04

4.9K 204 5
                                        

Setelah derasnya gelombang gairah mereda, kamar itu kembali sunyi, hanya diiringi suara napas mereka yang masih berat. Cahaya lampu temaram memantulkan bayangan tubuh yang masih telanjang di atas ranjang sempit. 

Andra menyandarkan punggungnya pada headboard, satu tangan memegang rokok yang belum ia nyalakan. Sementara itu, Marsha berbaring di sampingnya, tubuhnya masih basah oleh peluh, napasnya pelan tapi belum sepenuhnya stabil. 

Gadis itu tersenyum kecil, matanya menatap ke arah Andra dengan tatapan jahil. "Makin jago aja lo, Kak," godanya, suaranya terdengar serak karena kelelahan. 

Andra menoleh sekilas, mengangkat sebelah alis. "Sejauh ini, udah dapet berapa pelanggan?" tanyanya santai. 

Marsha terkekeh. "Baru dua," ia menjawab, lalu dengan nada menggoda menambahkan, "dan dua-duanya lo, Kak." 

Andra menghela napas, melemparkan senyum miring. "Pantes masih kaku banget. Harusnya sesekali lo yang mimpin main," ujarnya, nada suaranya terdengar setengah menggoda, setengah menilai. 

Marsha mendengus, lalu menepuk pelan dada Andra dengan punggung tangannya. "Kaku, tapi enak kan? Buktinya lo ketagihan," ucapnya penuh percaya diri. "Dua hari berturut-turut main sama gue." 

Andra tertawa kecil, menggeleng pelan. "Dasar." 

Tanpa peringatan, Marsha menggeser tubuhnya lebih dekat, merangkul pinggang Andra, menempelkan wajahnya pada dada pria itu. Tubuhnya terasa hangat, sedikit lengket, tapi tetap nyaman. 

Andra menatap gadis itu dengan sedikit heran. "Kenapa tiba-tiba gini?" tanyanya. 

Marsha tidak menjawab langsung. Ia hanya menghela napas panjang sebelum berkata, "Nggak papa, anggap aja bonus." 

Hening sejenak. Andra menatap rambut hitam gadis itu, lalu tanpa sadar tangannya terangkat, mulai mengusap lembut kepalanya.

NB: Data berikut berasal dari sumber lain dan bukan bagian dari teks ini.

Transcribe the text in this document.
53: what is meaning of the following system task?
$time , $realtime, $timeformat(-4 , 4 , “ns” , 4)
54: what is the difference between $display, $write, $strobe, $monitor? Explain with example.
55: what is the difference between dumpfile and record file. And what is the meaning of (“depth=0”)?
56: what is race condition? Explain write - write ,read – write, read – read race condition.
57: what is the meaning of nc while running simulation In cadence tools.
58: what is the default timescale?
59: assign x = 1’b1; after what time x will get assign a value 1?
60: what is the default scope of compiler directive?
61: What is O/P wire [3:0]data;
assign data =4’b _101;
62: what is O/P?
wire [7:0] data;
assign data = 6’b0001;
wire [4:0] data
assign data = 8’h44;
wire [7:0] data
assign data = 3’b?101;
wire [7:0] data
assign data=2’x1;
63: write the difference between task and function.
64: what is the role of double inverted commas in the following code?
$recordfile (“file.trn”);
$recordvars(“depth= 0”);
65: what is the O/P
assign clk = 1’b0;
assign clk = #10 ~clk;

Sentuhan itu spontan, tanpa rencana, tapi entah kenapa terasa natural. 

"Lo tidur di sini aja ya, Kak," gumam Marsha, suaranya terdengar semakin pelan, tanda kantuk mulai menyerangnya. "Temenin gue." 

Andra menghela napas pelan, menatap langit-langit kamar. "Iya, iya," jawabnya akhirnya, membiarkan tubuh gadis itu tetap bersandar padanya. 

Dan malam itu, untuk pertama kalinya sejak mereka bertemu, keduanya tidur tanpa jarak di antara mereka.

...

Sinar matahari pagi merayap masuk melalui celah-celah tirai kamar motel yang usang, menorehkan cahaya lembut di dinding. Andra mengerjapkan mata perlahan, kesadarannya kembali seiring dengan hembusan napas tenang yang terasa di dadanya.

Hal pertama yang ia lihat adalah Marsha, masih meringkuk dalam dekapannya. Gadis itu tertidur lelap, wajahnya terlihat damai, rambut hitamnya terurai berantakan di atas bantal. Dalam diam, Andra mengamati fitur wajahnya—garis rahangnya yang halus, kelopak matanya yang sedikit bergerak seakan sedang bermimpi, dan bibirnya yang sedikit mengerucut.

Cantik.

Andra tersenyum tipis sebelum akhirnya berbisik, "Sha," panggilnya pelan. "Udah pagi." Ia mencoba menggoyangkan tubuh gadis itu dengan lembut. 

Namun, Marsha hanya menggeliat kecil di dalam dekapannya, menggumamkan sesuatu yang tidak jelas. "Mmm..." 

Andra tersenyum geli. Gadis ini benar-benar malas bangun. Tapi di sisi lain, ia tidak bisa memungkiri ada rasa gemas yang perlahan menggelitik hatinya. "Hey, lo ada kelas nggak hari ini?" tanyanya lagi, berharap itu bisa membangunkan Marsha. 

Akhirnya, setelah beberapa detik, Marsha mulai bergerak. Ia mengusap matanya dengan malas dan bergumam, "Nggak ada..." Sambil menguap kecil, ia pun duduk.